Istios était parti le lendemain de la bataille. Il avait commencé par se rendre à Lupinova, où il avait porté la nouvelle des disparitions de Merogor et de Keylan, ainsi que la menace que faisait planer leur désormais tumultueux voisin sur la frontière qui s'étendait par-delà le Zygos ; puis il avait remonté la grand-route par la voie des airs jusqu'à Corgenna, où le Roi attendait sans l'ombre d'un doute son rapport détaillé. Il allait sans dire que le Monarque risquait fort d'être surpris... L'isolationnisme de Balhaan n'était plus, ne pouvait plus être d'actualité. Ils allaient devoir s'adapter à cet état de fait... ou mourir, les uns après les autres, jusqu'à ce qu'il ne reste de leur paisible pays qu'un grotesque tas de cendres et d'ossements.
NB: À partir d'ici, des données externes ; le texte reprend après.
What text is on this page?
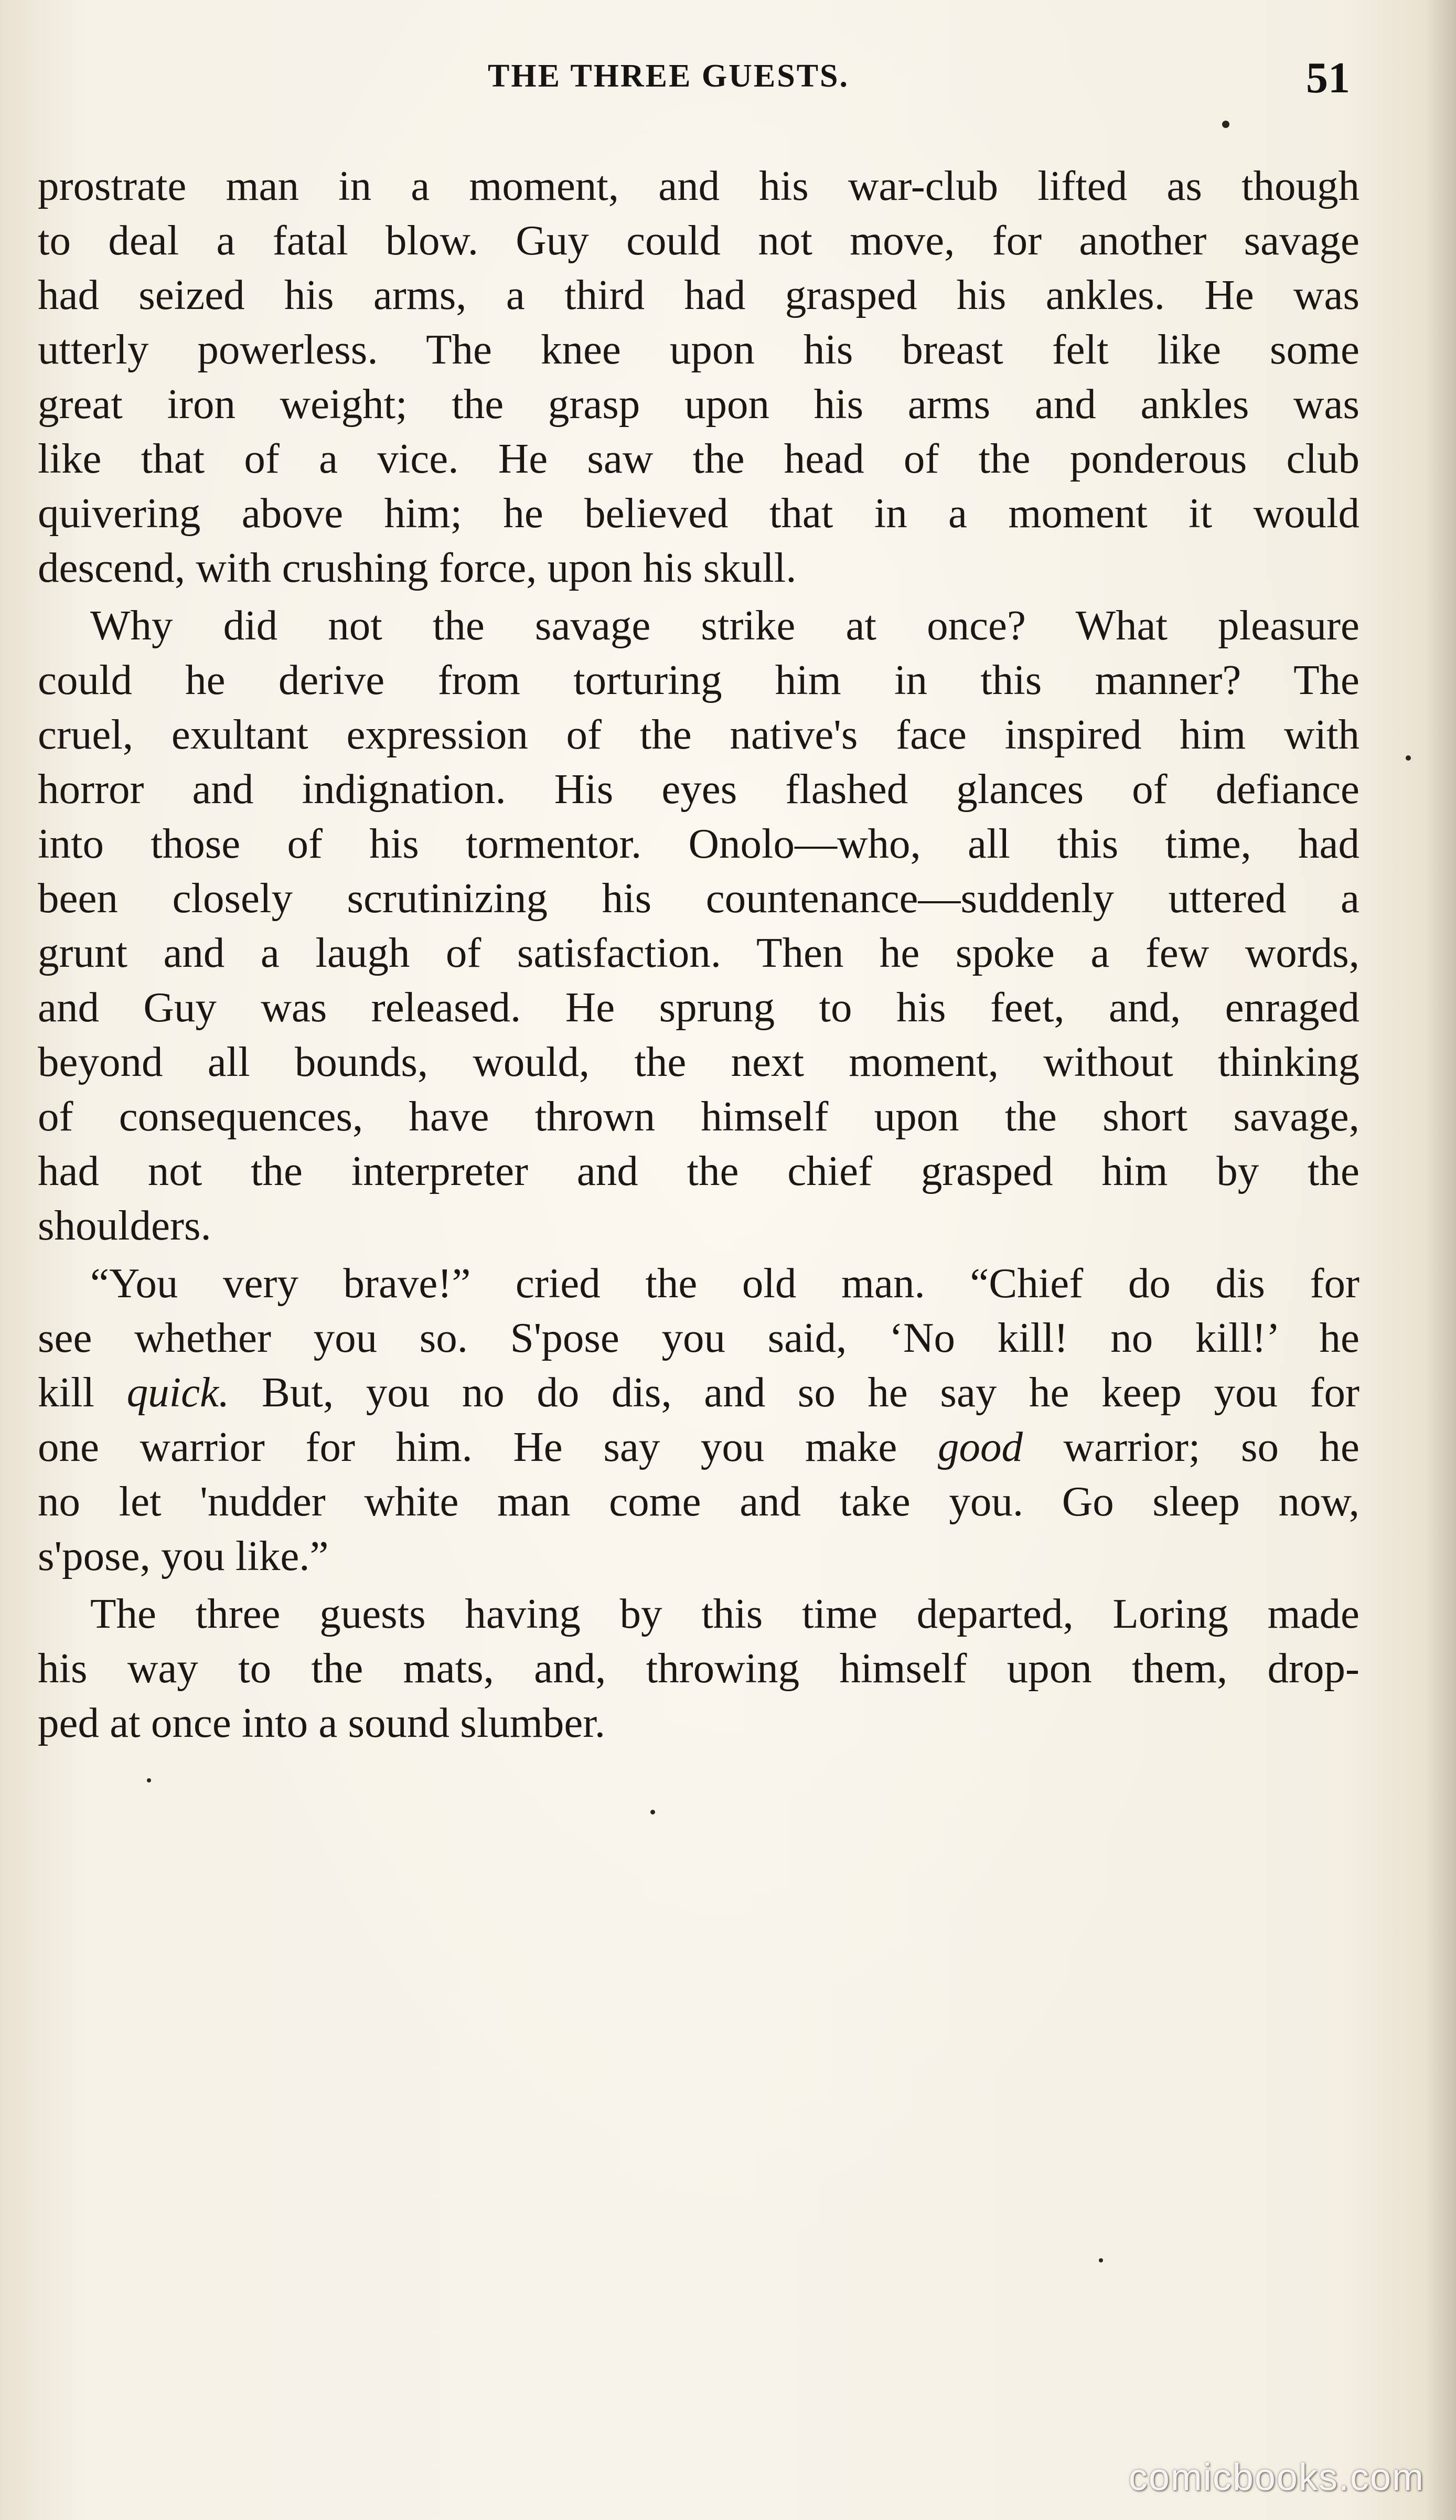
THE THREE GUESTS.	51

prostrate man in a moment, and his war-club lifted as though
to deal a fatal blow. Guy could not move, for another savage
had seized his arms, a third had grasped his ankles. He was
utterly powerless. The knee upon his breast felt like some
great iron weight; the grasp upon his arms and ankles was
like that of a vice. He saw the head of the ponderous club
quivering above him; he believed that in a moment it would
descend, with crushing force, upon his skull.

Why did not the savage strike at once? What pleasure
could he derive from torturing him in this manner? The
cruel, exultant expression of the native's face inspired him with
horror and indignation. His eyes flashed glances of defiance
into those of his tormentor. Onolo—who, all this time, had
been closely scrutinizing his countenance—suddenly uttered a
grunt and a laugh of satisfaction. Then he spoke a few words,
and Guy was released. He sprung to his feet, and, enraged
beyond all bounds, would, the next moment, without thinking
of consequences, have thrown himself upon the short savage,
had not the interpreter and the chief grasped him by the
shoulders.

“You very brave!” cried the old man. “Chief do dis for
see whether you so. S'pose you said, ‘No kill! no kill!’ he
kill quick. But, you no do dis, and so he say he keep you for
one warrior for him. He say you make good warrior; so he
no let 'nudder white man come and take you. Go sleep now,
s'pose, you like.”

The three guests having by this time departed, Loring made
his way to the mats, and, throwing himself upon them, drop-
ped at once into a sound slumber.

comicbooks.com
On n'avait plus franchement parlé à Akis depuis ce jour funeste. Pour sûr, le rouquin comprenait bien que tous ses comparses étaient d'humeur morose... mais il ne pouvait pas s'empêcher de penser, avec un soupçon de culpabilité, qu'il n'y était pas pour rien. Pire encore : il se persuadait, petit à petit, qu'ils entretenaient tous à son encontre une aigreur infinie. Comment aurait-il pu en être autrement ? Lui, l'arriviste, l'incapable, l'impotent, avait causé en ligne droite la disparition de Keylan, l'un des leurs. En outre, il avait mis Lida en danger par la seule faute de sa couardise et de sa maladresse. Aurait-il été un combattant hargneux et aguerri que rien de tout cela n'aurait pu avoir lieu : il aurait fait face à l'automate avec vaillance et l'aurait défait par la seule force de ses talents de bretteur, à l'instar de Rolan et d'Andrek. Puis Merogor serait arrivé, et, aux côtés de la commandante actuelle de la Huitième Brigade, aurait veillé à massacrer ces immondes soldats sans se mettre outrageusement en danger ; de quoi condamner l'invasion de leur voisin à un échec retentissant, sans faire couler la moindre goutte de sang.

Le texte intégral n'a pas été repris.